Where the collection procedures are most complicated
Sweden, Germany and Switzerland are leading the way internationally when it comes to making collection procedures as streamlined as possible. Countries in the Middle East, Africa and Asia, on the other hand, have the most complicated collection procedures. However, despite good framework conditions in Switzerland, the advance payment of court costs is a major obstacle for many companies.
In its new study "Collection Complexity Score and Rating", credit insurer Euler Hermes shows how complicated it is to collect money for outstanding invoices in the world's 50 most important trading nations. To do so, Euler Hermes experts assessed the level of complexity of international debt collection procedures based on three main factors: payment practices, local court proceedings and insolvency procedures in the countries concerned. This results in a ranking designed to help companies navigate their international trade activities.
Local collection procedures nothing transferable to foreign countries
Although Switzerland ranks among the countries with the least uncertainty in the payment of receivables due, Swiss companies cannot transfer this framework to their foreign operations. Local law applies in collection procedures, which can differ significantly from Swiss practice.
Western European countries in the lead
With a global average score of 51 on a scale of 1 (no degree of complexity) to 100 (high degree of complexity), Western Europe tops the scale with the simplest collection procedures. Sweden, Germany and Ireland in particular have the lowest level of complexity, with scores of 30, 30 and 31 respectively. Sweden leads the ranking with the best payment practices, the simplest court procedure, and the most effective insolvency law.

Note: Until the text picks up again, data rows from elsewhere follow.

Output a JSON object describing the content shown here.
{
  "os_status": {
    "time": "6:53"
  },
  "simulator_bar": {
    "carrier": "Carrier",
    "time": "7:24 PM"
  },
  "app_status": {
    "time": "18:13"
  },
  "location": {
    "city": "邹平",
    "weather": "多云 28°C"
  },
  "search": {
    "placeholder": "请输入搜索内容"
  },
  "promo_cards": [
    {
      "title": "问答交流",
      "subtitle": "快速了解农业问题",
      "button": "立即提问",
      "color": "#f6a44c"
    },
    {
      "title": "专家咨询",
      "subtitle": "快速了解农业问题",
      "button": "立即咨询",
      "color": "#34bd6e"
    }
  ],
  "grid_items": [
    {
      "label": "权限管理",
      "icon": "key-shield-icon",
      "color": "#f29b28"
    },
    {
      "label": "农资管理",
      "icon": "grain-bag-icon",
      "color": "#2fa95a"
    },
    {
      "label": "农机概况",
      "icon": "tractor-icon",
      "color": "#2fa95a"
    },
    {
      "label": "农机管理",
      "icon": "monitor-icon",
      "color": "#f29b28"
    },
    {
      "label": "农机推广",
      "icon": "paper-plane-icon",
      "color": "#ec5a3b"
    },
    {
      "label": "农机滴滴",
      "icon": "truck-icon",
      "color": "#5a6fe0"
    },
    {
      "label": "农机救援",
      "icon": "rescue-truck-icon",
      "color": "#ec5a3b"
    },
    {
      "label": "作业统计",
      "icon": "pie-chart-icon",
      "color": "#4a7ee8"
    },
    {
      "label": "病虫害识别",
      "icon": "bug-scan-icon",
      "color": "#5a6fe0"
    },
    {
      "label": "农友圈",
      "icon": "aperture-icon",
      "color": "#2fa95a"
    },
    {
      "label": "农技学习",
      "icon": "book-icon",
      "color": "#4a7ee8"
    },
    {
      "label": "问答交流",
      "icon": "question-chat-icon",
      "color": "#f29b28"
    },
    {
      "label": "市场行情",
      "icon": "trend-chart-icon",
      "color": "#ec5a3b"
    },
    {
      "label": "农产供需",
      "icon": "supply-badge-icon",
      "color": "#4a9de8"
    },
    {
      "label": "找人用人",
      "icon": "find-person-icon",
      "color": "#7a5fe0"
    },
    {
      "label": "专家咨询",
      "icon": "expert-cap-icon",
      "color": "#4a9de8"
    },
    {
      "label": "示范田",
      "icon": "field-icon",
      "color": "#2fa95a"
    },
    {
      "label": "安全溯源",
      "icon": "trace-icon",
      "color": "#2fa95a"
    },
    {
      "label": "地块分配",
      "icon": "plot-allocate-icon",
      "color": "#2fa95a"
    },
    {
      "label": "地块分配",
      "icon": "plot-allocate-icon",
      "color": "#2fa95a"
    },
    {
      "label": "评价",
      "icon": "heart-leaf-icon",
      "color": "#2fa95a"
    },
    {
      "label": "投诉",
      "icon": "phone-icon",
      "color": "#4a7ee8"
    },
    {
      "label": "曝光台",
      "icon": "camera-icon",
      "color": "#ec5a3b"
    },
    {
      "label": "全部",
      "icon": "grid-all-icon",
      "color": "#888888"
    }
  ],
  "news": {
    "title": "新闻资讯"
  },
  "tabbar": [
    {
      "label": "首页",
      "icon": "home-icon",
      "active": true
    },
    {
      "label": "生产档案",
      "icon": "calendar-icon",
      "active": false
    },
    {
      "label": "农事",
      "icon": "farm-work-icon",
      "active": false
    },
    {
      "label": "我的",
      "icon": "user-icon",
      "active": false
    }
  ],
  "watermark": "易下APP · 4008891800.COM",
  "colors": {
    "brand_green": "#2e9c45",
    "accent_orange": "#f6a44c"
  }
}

In absolute and relative terms, Europe is home to most of the countries categorized by Euler Hermes as having the lowest collection complexity. 14 out of a total of 16 European countries surveyed are categorized as "less complex", while Greece and Italy are the exceptions with high collection complexity.
Legal costs in Switzerland: advance at the expense of the companies
The Euler Hermes study shows that the largest economies, the most dynamic markets and the most solid countries are not characterized by business-friendly conditions in all areas. There are also difficult aspects of the debt collection process in Switzerland. "Following the standardization of the Code of Civil Procedure, companies now have to advance the court costs. However, many SMEs cannot afford the high court costs and are therefore unable to enforce their rights," says Stefan Ruf, CEO of Euler Hermes Switzerland. This is particularly problematic for the large Swiss exporters, mostly medium-sized companies, according to the credit insurer. Unpaid invoices could quickly threaten the existence of such companies. "That's why a comprehensive assessment of the contractual partners from the outset is a more reliable basis than relying on standard dunning procedures - especially in countries with complex framework conditions," Ruf continues. And he notes, "Generally speaking, if the money hasn't arrived after 60 days, it's high time to call in debt collection experts with international experience." Depending on the canton, court costs can also vary greatly:
- Dispute value CHF 20,000: costs between 8,000-50,000
- Dispute value CHF 100,000: costs between 20,000-100,000
- Value in dispute CHF 1.5 million: 125,000-500,000
Bringing up the rear in debt collection: the Middle East
At the other end of the scale, the Middle Eastern countries Saudi Arabia and the United Arab Emirates rank as top performers in the complexity of debt collection procedures. With a score of 94, the international procedure in Saudi Arabia is three times as complicated as in Sweden. 78 out of 100 complexity points on the debt collection scale means third place for Malaysia, followed by China (73), Russia (72), Mexico (70), Indonesia and South Africa (67).